December 8, 2019
Dear Caretakers of the Gospel,
John the Baptist’s voice cries out in high pitch in today’s gospel, Matthew 3:1-12. He shrieks across the desert and across our hearts to get our attention. He wants us to focus on his cousin, Jesus. In the desert he knows who the Messiah is and he desires that we all understand who he is as well. He points, yells, and stands firm that the one whom we all wait for is Jesus. The sand of the desert becomes firm ground on which to make his claim. The voice of the prophet Isaiah echoes in the heart of John and is heard even today in our hearts and lives.
John the Baptist in this Second Sunday of Advent struggles to get our attention. With his locust breath, he shouts out that salvation is not just about a prim and proper piety. Salvation for us is also not just a private or individualized faith. Salvation is a radical understanding that repentance is the way in which we will all become followers of the Messiah. John invigorates our search for the Christ in every nation and time. Justice becomes a home in which the Messiah will be made known.
John’s conviction echoes across our generations. His finger points to Christ and his heart knows that we must give up our apathy, intolerance, injustice and put our lives on the line to receive the Word-Made-Flesh. John baptizes with water, but Jesus will baptize with the Holy Spirit and water.
There is warning here of fire and so often the blaze of conviction has grown dim in our time. Advent’s claim is for us to restore the conviction, the fire, the hope and the love that Christ Jesus offers us salvation. We need during the Advent season to stir the embers of justice, of peace and the radical conviction that God is involved in our lives.
We have diminished Advent into a rather wimpy and domestic understanding that we are waiting for a cozy Christmas. However, we need to listen to this adult John and the adult Jesus to discover our true vocation of our baptism and the conviction that Jesus offers us a truly different way of life. We must be able to take our cue from John that there is fruit to bear in the world on our part. This fruit is the conviction that God is present and that faith matters. Our needs will be met if we wake up to the destruction of violence, war, poverty and hunger. John views this desert as the birthplace of a new Garden of Eve. The desert will bloom with justice and hope when we receive him in our repentance for Jesus Christ will make all this whole and rich, all things complete and beautiful.

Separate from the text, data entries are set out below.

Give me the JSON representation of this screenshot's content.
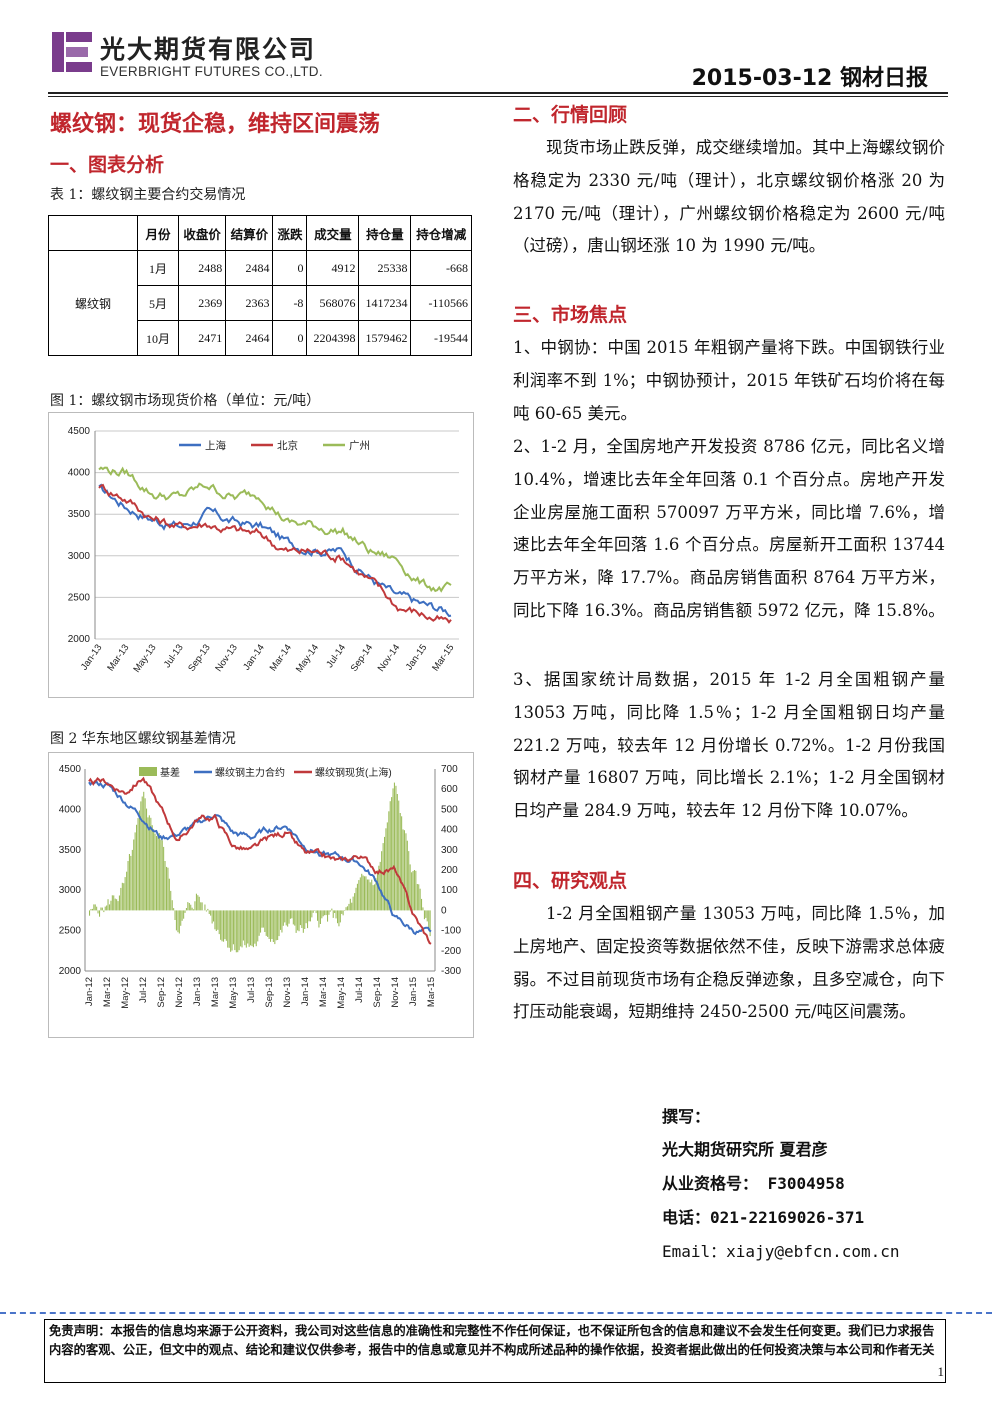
{
  "header": {
    "company_cn": "光大期货有限公司",
    "company_en": "EVERBRIGHT FUTURES CO.,LTD.",
    "report_title": "2015-03-12 钢材日报",
    "brand_color": "#7a3c8c"
  },
  "main_title": "螺纹钢：现货企稳，维持区间震荡",
  "section1": {
    "title": "一、图表分析",
    "table_caption": "表 1：螺纹钢主要合约交易情况",
    "table": {
      "headers": [
        "月份",
        "收盘价",
        "结算价",
        "涨跌",
        "成交量",
        "持仓量",
        "持仓增减"
      ],
      "row_group": "螺纹钢",
      "rows": [
        [
          "1月",
          "2488",
          "2484",
          "0",
          "4912",
          "25338",
          "-668"
        ],
        [
          "5月",
          "2369",
          "2363",
          "-8",
          "568076",
          "1417234",
          "-110566"
        ],
        [
          "10月",
          "2471",
          "2464",
          "0",
          "2204398",
          "1579462",
          "-19544"
        ]
      ]
    },
    "fig1_caption": "图 1：螺纹钢市场现货价格（单位：元/吨）",
    "fig2_caption": "图 2 华东地区螺纹钢基差情况"
  },
  "chart_data": [
    {
      "type": "line",
      "x_ticks": [
        "Jan-13",
        "Mar-13",
        "May-13",
        "Jul-13",
        "Sep-13",
        "Nov-13",
        "Jan-14",
        "Mar-14",
        "May-14",
        "Jul-14",
        "Sep-14",
        "Nov-14",
        "Jan-15",
        "Mar-15"
      ],
      "ylim": [
        2000,
        4500
      ],
      "y_ticks": [
        "4500",
        "4000",
        "3500",
        "3000",
        "2500",
        "2000"
      ],
      "grid": "horizontal",
      "legend_position": "top-center",
      "series": [
        {
          "name": "上海",
          "color": "#3d6fc1",
          "values": [
            3800,
            3600,
            3450,
            3350,
            3500,
            3400,
            3350,
            3150,
            3100,
            3050,
            2750,
            2500,
            2400,
            2330
          ]
        },
        {
          "name": "北京",
          "color": "#c0393b",
          "values": [
            3850,
            3700,
            3450,
            3350,
            3400,
            3300,
            3250,
            3050,
            3050,
            3000,
            2700,
            2400,
            2300,
            2170
          ]
        },
        {
          "name": "广州",
          "color": "#9bbb59",
          "values": [
            4050,
            4000,
            3750,
            3700,
            3850,
            3700,
            3750,
            3400,
            3350,
            3300,
            3050,
            2950,
            2650,
            2600
          ]
        }
      ]
    },
    {
      "type": "bar",
      "x_ticks": [
        "Jan-12",
        "Mar-12",
        "May-12",
        "Jul-12",
        "Sep-12",
        "Nov-12",
        "Jan-13",
        "Mar-13",
        "May-13",
        "Jul-13",
        "Sep-13",
        "Nov-13",
        "Jan-14",
        "Mar-14",
        "May-14",
        "Jul-14",
        "Sep-14",
        "Nov-14",
        "Jan-15",
        "Mar-15"
      ],
      "ylim": [
        2000,
        4500
      ],
      "y_ticks": [
        "4500",
        "4000",
        "3500",
        "3000",
        "2500",
        "2000"
      ],
      "y2lim": [
        -300,
        700
      ],
      "y2_ticks": [
        "700",
        "600",
        "500",
        "400",
        "300",
        "200",
        "100",
        "0",
        "-100",
        "-200",
        "-300"
      ],
      "legend_position": "top-center",
      "series": [
        {
          "name": "基差",
          "color": "#9bbb59",
          "axis": "right",
          "values": [
            -20,
            30,
            120,
            500,
            350,
            -100,
            80,
            -60,
            -150,
            -180,
            -120,
            -80,
            -100,
            -50,
            -60,
            80,
            150,
            600,
            200,
            -120
          ]
        },
        {
          "name": "螺纹钢主力合约",
          "color": "#3d6fc1",
          "axis": "left",
          "values": [
            4350,
            4300,
            4100,
            3900,
            3650,
            3700,
            3800,
            3950,
            3700,
            3650,
            3750,
            3800,
            3550,
            3450,
            3400,
            3350,
            3100,
            2650,
            2500,
            2450
          ]
        },
        {
          "name": "螺纹钢现货(上海)",
          "color": "#c0393b",
          "axis": "left",
          "values": [
            4330,
            4330,
            4220,
            4400,
            4000,
            3600,
            3880,
            3890,
            3550,
            3470,
            3630,
            3720,
            3450,
            3400,
            3340,
            3430,
            3250,
            3250,
            2700,
            2330
          ]
        }
      ]
    }
  ],
  "section2": {
    "title": "二、行情回顾",
    "body": "现货市场止跌反弹，成交继续增加。其中上海螺纹钢价格稳定为 2330 元/吨（理计），北京螺纹钢价格涨 20 为 2170 元/吨（理计），广州螺纹钢价格稳定为 2600 元/吨（过磅），唐山钢坯涨 10 为 1990 元/吨。"
  },
  "section3": {
    "title": "三、市场焦点",
    "items": [
      "1、中钢协：中国 2015 年粗钢产量将下跌。中国钢铁行业利润率不到 1%；中钢协预计，2015 年铁矿石均价将在每吨 60-65 美元。",
      "2、1-2 月，全国房地产开发投资 8786 亿元，同比名义增 10.4%，增速比去年全年回落 0.1 个百分点。房地产开发企业房屋施工面积 570097 万平方米，同比增 7.6%，增速比去年全年回落 1.6 个百分点。房屋新开工面积 13744 万平方米，降 17.7%。商品房销售面积 8764 万平方米，同比下降 16.3%。商品房销售额 5972 亿元，降 15.8%。",
      "3、据国家统计局数据，2015 年 1-2 月全国粗钢产量 13053 万吨，同比降 1.5％；1-2 月全国粗钢日均产量 221.2 万吨，较去年 12 月份增长 0.72%。1-2 月份我国钢材产量 16807 万吨，同比增长 2.1%；1-2 月全国钢材日均产量 284.9 万吨，较去年 12 月份下降 10.07%。"
    ]
  },
  "section4": {
    "title": "四、研究观点",
    "body": "1-2 月全国粗钢产量 13053 万吨，同比降 1.5％，加上房地产、固定投资等数据依然不佳，反映下游需求总体疲弱。不过目前现货市场有企稳反弹迹象，且多空减仓，向下打压动能衰竭，短期维持 2450-2500 元/吨区间震荡。"
  },
  "author": {
    "label": "撰写：",
    "name": "光大期货研究所 夏君彦",
    "license": "从业资格号： F3004958",
    "phone": "电话：021-22169026-371",
    "email": "Email：xiajy@ebfcn.com.cn"
  },
  "footer": {
    "disclaimer": "免责声明：本报告的信息均来源于公开资料，我公司对这些信息的准确性和完整性不作任何保证，也不保证所包含的信息和建议不会发生任何变更。我们已力求报告内容的客观、公正，但文中的观点、结论和建议仅供参考，报告中的信息或意见并不构成所述品种的操作依据，投资者据此做出的任何投资决策与本公司和作者无关",
    "page_number": "1"
  }
}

I love John the Baptist. I know he points to me in my own sinfulness. I feel John’s frustrations that we just don’t realize what our faith is about. I also feel his integrity and his hope for a better world when we finally know fully his cousin, Jesus. John is not the normal illustration of Christmas. His smelly body and ripped camel’s hair wrapping, his screeching voice in the heat and his pointing without hesitation to Jesus and to our sin. However, it is exactly our hearts made clean that become the birthplace for Jesus to rest his salvation. Our heart hearts become the places in which Advent will make sense to us even this year. We desire forgiveness and the realization that hope is born in us. We are the caretakers of such a mystery.